The way we speak about things reinforces how we see things and often doesn't allow us to even imagine any kind of alternative.
A classic example of this is cars and how societies think about the real value that cars offer.
Car culture is compelling and a century of it has moulded and entrenched our love affair with them to such a level that it's difficult to imagine people even being vaguely open to thinking about cars in any other way other than blind love.
But much like being in love with somebody who physically and emotionally abuses you every single day, but you still remain steadfastly devoted and loyal to that monster - so too car culture has hijacked our ability to think rationally about their existence.
When we block traffic from a street, like for a sports event or a street party, we say that the street is “closed”. But who is it closed for? For motorists. But really, that street is now open to people.
We say this because we’ve become accustomed to thinking about the street in “traffic logic”. For centuries, streets used to be a place with a multiplicity of purposes: talk, trade, play, work and moving around. It’s only in the past century that it has become a space for traffic to drive through as quickly and efficiently as possible. This idea is so pervasive that it has colonised our thinking. - via
Cars and traffic logic has not only colonised our thinking, but our blind devotion to car ownership is literally financially hijacking private and public entities.
For a telling analysis of just how crazy expensive car ownership actually is - here's a great analysis of the true cost of cars done by a German vlogger that's well worth a watch.

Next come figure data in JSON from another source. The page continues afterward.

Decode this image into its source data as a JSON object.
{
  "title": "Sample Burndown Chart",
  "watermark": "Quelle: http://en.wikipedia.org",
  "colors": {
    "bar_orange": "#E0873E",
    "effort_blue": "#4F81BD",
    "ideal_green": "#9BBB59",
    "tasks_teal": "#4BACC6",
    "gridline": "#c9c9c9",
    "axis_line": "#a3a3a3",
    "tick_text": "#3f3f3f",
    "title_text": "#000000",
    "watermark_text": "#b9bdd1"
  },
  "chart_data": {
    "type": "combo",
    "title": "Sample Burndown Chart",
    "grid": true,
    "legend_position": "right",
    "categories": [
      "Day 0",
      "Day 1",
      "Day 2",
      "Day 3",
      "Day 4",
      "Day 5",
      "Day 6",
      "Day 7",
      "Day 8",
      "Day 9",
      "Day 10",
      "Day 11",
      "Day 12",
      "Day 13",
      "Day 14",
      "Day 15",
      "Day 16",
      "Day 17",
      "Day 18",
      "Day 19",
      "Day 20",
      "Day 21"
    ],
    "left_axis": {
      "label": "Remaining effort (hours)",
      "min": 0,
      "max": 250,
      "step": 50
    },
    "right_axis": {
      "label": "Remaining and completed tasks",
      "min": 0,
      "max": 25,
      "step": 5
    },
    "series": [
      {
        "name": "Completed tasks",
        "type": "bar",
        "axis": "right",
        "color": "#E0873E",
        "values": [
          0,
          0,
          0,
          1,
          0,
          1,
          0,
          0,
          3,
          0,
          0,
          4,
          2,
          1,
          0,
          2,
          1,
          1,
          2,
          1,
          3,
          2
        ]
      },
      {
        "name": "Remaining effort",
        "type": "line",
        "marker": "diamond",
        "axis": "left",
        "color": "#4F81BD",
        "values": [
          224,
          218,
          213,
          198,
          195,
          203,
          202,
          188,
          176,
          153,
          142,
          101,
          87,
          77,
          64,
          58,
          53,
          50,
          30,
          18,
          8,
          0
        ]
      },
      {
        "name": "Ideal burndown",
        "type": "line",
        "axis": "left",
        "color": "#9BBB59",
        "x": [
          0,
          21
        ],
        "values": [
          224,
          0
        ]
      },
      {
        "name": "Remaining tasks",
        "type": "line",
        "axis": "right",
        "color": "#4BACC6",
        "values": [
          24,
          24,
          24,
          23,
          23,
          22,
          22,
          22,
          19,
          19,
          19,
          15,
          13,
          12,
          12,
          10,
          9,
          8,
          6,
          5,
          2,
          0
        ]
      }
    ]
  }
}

How much do cars really cost us?
The industrial complex behind private car ownership relies on notions of ‘freedom’ and ‘empowerment’ to sell their products. In reality, the average worker is forced to spend 30–40% of their income and a substantial amount of their tax money on owning a car, only to remain trapped in a system of dependency that delivers terrible outcomes for our health, our environment, and our cities.
Breaking that cycle of dependency requires more of us to view the alternatives as desirable – if not for health or environmental reasons then at least for our own economic benefit. That’s why, paradoxically, drivers who heavily rely on their car to get around should also be the most fervent advocates for developing or expanding car-free alternatives.
What you can take from this is that there are many historically 'accepted industrial systems' in the world that have become part of the fabric of our reality, but do little to serve the 'greater good' of us presently, or in the future.
If you think of a city like Cape Town, which has limited financial and geographic resources - our blind and unquestioning devotion to car culture is a key barrier preventing exploration into more equitable economic growth and development from taking place.
Superficially the money that we spend on road maintenance, accident-related services and management, parking, petrol, finance and all the other stuff mentioned in the video could rather be funnelled into other avenues that actually serve society better.
At a slightly deeper level, an alternative car narrative would open up a new thinking space where alternative, non-industrial community systems could feasibly be investigated.
Speaking out and calling for more critical thinking of our current interpretation of car ownership (along with questioning other systems like democracy and capitalism) is seen as heresy.
So we keep feeding the monster and keep getting the same results back, blocking our own agency to create anything better.
Alternatives are there - we just need to be able to see beyond the blindfolds obstructing our sight.